Estheticians are fond of pointing out that one test of an actress' stature is her ability to seem superior to her roles. If this is true, Miss Bergner's performance in Escape Me Never goes far to justify the encomiums of critics who, after Catherine the Great, called her a cinematic Duse. In other respects, though it is a definite improvement on the wooden play written under the same title by Margaret Kennedy as a sequel to The Constant Nymph and performed by Elisabeth Bergner in London and Manhattan (TIME, Jan. 28). Escape Me Never is a cinematic mediocrity, which not even Director Paul Czinner's artful concentration on his wife's talents can turn into more than an extensive inventory of them. Good shot: Gemma helping her husband try to comfort her for small Tommy's death by laughing at his promises to behave better in the future.
The Girl from Tenth Avenue (Warner). Essentially the old story of the honest working girl who marries, loves, regenerates and finally receives the belated adoration of an alcoholic socialite whom she meets just after he has been jilted, this picture partially succeeds in disguising the banality of its narrative by the freshness of its point of view. The competition that develops between Miriam Brady (Bette Davis) and the hero's onetime sweetheart (Katherine Alexander), now married to another man, for the affections of Geoffrey Sherwood (Ian Hunter) is presented honestly and with touches of saving humor. Miriam's final triumph is due, not to her ability to behave like a lady, but to her ability to make her rival behave like nothing of the sort when, at a fashionable luncheon, she goads the latter into throwing a grapefruit at her head.
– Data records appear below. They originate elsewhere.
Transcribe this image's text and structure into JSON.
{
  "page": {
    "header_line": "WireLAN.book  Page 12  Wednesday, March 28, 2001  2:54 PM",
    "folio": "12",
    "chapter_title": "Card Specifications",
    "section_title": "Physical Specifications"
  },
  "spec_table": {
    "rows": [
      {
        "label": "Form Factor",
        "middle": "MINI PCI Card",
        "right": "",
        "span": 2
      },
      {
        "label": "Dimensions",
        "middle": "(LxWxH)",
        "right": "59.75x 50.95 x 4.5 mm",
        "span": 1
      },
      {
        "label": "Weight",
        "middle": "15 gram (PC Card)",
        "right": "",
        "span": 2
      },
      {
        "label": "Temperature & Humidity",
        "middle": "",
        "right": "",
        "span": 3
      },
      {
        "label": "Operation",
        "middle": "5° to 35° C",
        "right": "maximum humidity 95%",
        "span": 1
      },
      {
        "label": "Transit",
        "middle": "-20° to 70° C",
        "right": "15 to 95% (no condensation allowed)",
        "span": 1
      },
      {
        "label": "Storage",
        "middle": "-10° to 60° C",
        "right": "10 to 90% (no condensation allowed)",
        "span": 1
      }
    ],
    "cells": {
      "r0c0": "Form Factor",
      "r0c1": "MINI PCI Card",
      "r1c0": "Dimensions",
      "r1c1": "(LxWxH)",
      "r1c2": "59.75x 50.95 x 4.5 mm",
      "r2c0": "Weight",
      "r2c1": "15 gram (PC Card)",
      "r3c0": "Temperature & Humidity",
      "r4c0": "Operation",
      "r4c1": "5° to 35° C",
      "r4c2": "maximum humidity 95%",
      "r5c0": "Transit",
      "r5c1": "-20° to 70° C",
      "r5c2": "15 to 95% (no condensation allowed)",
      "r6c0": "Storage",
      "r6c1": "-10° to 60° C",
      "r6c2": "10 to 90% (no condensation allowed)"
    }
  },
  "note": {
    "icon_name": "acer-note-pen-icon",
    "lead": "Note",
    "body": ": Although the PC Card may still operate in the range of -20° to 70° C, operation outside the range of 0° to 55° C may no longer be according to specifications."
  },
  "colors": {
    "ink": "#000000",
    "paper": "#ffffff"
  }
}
In addition to an eminently shrewd performance by Bette Davis, the picture contains pleasant ones by Ian Hunter and Alison Skipworth, as a onetime Floradora girl, who makes Miriam her protegee.
In Caliente (Warner). The outstanding virtue of this piece is a complete, complacent lunacy which will at once endear it to all cinemaddicts who have given up hope of finding a new kind of musical. It is not really about anything and nothing happens--a practically perfect formula. The set-up is Edward Everett Horton, Dolores Del Rio and Pat O'Brien, behaving with notable insincerity among a lot of puzzling yellow stuff which O'Brien finds to be Mexican sunlight. There are two menaces. One is a blonde (Glenda Farrell) who wants to marry O'Brien. The other is a comment which O'Brien, as editor of a magazine called Manhattan Madness, embodied in a review of a bygone but unforgotten New York recital by Espanita (Del Rio): he referred to her dancing as the progress of a bag of bones across the stage. She is seeking revenge when she lets Horton persuade her to engage Editor O'Brien's attentions so that he will stay in Mexico and forget about Miss Farrell.
If there are times when the luminous patios of the Agua Caliente Hotel, which are used for all exteriors, give the picture the air of an animated resort poster, this impression is corrected by an imperfectly subdued tendency to affront Mexico by portraying it as a country whose people understand English only when they are bribed and whose music exists solely to goad listeners into buying silence. In Caliente is dull only in its more expensive moments. Even Busby Berkeley could not do much with Mexican dance effects that has not already been done and probably the most devastating thing to be said about the Warren and Dubin music is that there are times when it sounds as if it had been written by somebody else. Good scenes: Miss Del Rio saving O'Brien from drowning in the pool into which he dived to pull her out; the "Lady in Red" number; the anatomical direction of a lady's glance when she meets Horton, clad in an open bathrobe, on a stairway.